The reality is that forgiving and healing are two completely different issues. One might as well ask, “Why am I broke at the end of the month? It’s still raining in the Northwest, isn’t it?” Well, yes, it is still raining in the northwest, but that doesn’t actually have anything to do with your personal spending habits! In similar manner, there is not a direct correlation between forgiving and being healed.

It’s worth noting that there IS a small-but-significant connection between forgiving and being healed: we receive healing more easily when we’ve forgiven. But don’t be distracted by that small issue: healing is not an automatic result of forgiving.

We must forgive, of course, and there are enough reasons to forgive to fill a book. We could fill another book on the differences between forgiving someone and trusting them in the same way again. Frankly, they would be fine books, but that’s not the purpose for this article, which is to shoot down the false belief that “My forgiving you brings me healing.” It’s a small step in the process, and an important one, but it is not the healing.

I can forgive you for shooting me in the knee, but I will still walk with a limp until my knee is healed. 

Bring the Light

How many times have you heard this warning: “Brother, we got to be careful because Satan comes as an Angel of light.”

I’ve been “warned” by sour-faced people not to trust my Father’s voice, warned not to trust Holy Spirit, warned to stay away from Father’s angelic messengers, warned against healing the sick or raising the dead or any of the fun things that Father has prepared for his children. 

Apparently, because the devil, who is a copycat and a corrupter, copies and corrupts some of God’s generous gifts, there are some who think that the right answer is to avoid the gifts.

That’s like warning me to never use $20 bills, because criminals counterfeit $20 bills. Or never to drink water, because vodka is clear like water, and you know vodka’s not as good for you as water. What? 

First, let’s abandon this foolishness that we need to run screaming away from anything the devil does. Yeah, I get it: he’s a pain in the butt: he’s a liar, and his work is about stealing, killing & destroying. And yeah, I have figured out that those are bad things. I get that. 

Heres the thing: if I’m watching to make sure that I never do anything the devil is doing, then A) my eyes are on the devil, not on Jesus, and B) the devil is directing my actions; Jesus is not. That would, under normal circumstances, mean that I was being led by the devil rather than by God. Thats not acceptable to me.

You see, the devil’s under my feet. He and his realm are required to submit to me and the authority I carry from my place in Jesus, from being the Creator’s beloved son, with whom He is well pleased. 

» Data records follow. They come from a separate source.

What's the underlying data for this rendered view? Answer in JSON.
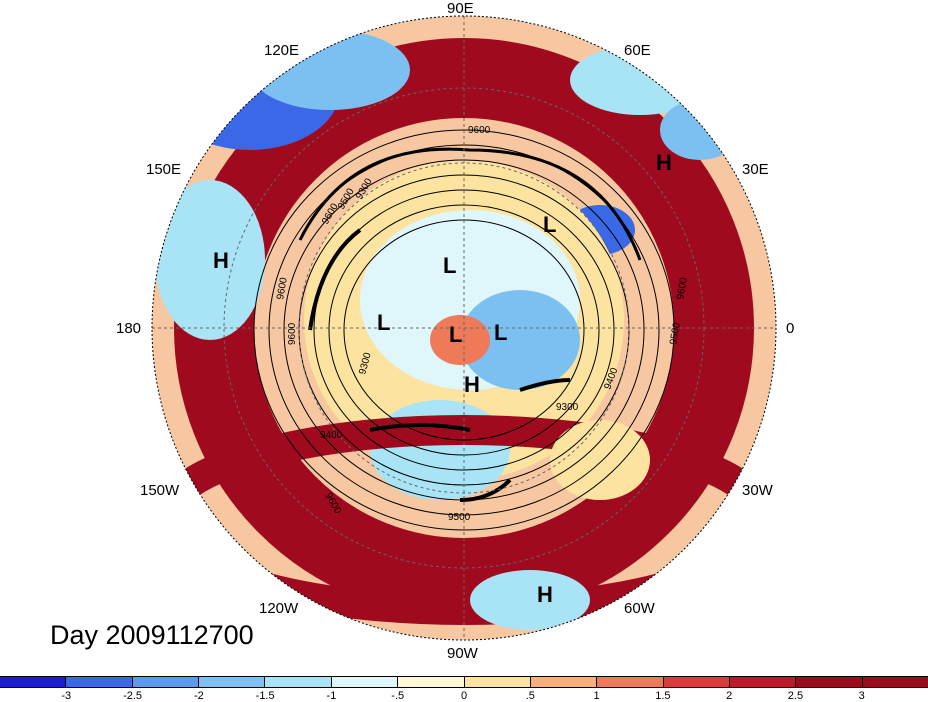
{
  "lon_labels": {
    "e90": "90E",
    "e60": "60E",
    "e30": "30E",
    "zero": "0",
    "w30": "30W",
    "w60": "60W",
    "w90": "90W",
    "w120": "120W",
    "w150": "150W",
    "deg180": "180",
    "e150": "150E",
    "e120": "120E"
  },
  "pressure_systems": {
    "h1": "H",
    "h2": "H",
    "h3": "H",
    "h4": "H",
    "l1": "L",
    "l2": "L",
    "l3": "L",
    "l4": "L",
    "l5": "L"
  },
  "contour_labels": [
    "9600",
    "9600",
    "9400",
    "9300",
    "9600",
    "9500",
    "9600",
    "9300",
    "9600",
    "9500",
    "9400",
    "9300",
    "9600",
    "9500"
  ],
  "timestamp": "Day 2009112700",
  "colorbar": {
    "colors": [
      "#1c1cd4",
      "#3a68e6",
      "#5a9bea",
      "#7cc0f2",
      "#a8e4f6",
      "#dff6fa",
      "#fff8d4",
      "#fde3a0",
      "#f8b07a",
      "#ef7a5a",
      "#e0393c",
      "#c0182a",
      "#a00a1e"
    ],
    "tick_labels": [
      "-3",
      "-2.5",
      "-2",
      "-1.5",
      "-1",
      "-.5",
      "0",
      ".5",
      "1",
      "1.5",
      "2",
      "2.5",
      "3"
    ]
  }
}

In fact (and this will be scary to some folks), the devil and I have one job description in common: we are both working to expand our kingdom as far and as wide as we can. Of course, he’s working to expand the “kingdom of darkness” and I’m working to expand the Kingdom I share with my Father: the kingdom of light. And you know what happens when light and darkness collide: nothing. Light shines unhindered in the darkness; if anything, the enemy’s darkness only serves to show off God’s light better.

So should I be afraid because the devil counterfeits some of the good gifts Father gives me? No way! Fear is not my inheritance! 

Should I at least try to avoid the devil’s deception? Um… duh! Of course. 

But just because I’m avoiding the counterfeit doesn’t mean that I run whimpering away from the real thing that is being counterfeited. The fact that there is a counterfeit proves that the real thing is valuable, it’s profitable. In fact, it’s worth the risk of counterfeiting and getting caught.

Yes, there are false spirits. I don’t listen to them. Yes there are demons masquerading as angels of light. I don’t fall for that. Yes, there is such a thing as demonic healing. I don’t go there. In fact, don’t even pay attention. 

My job is not to run from darkness. My job is to bring the light.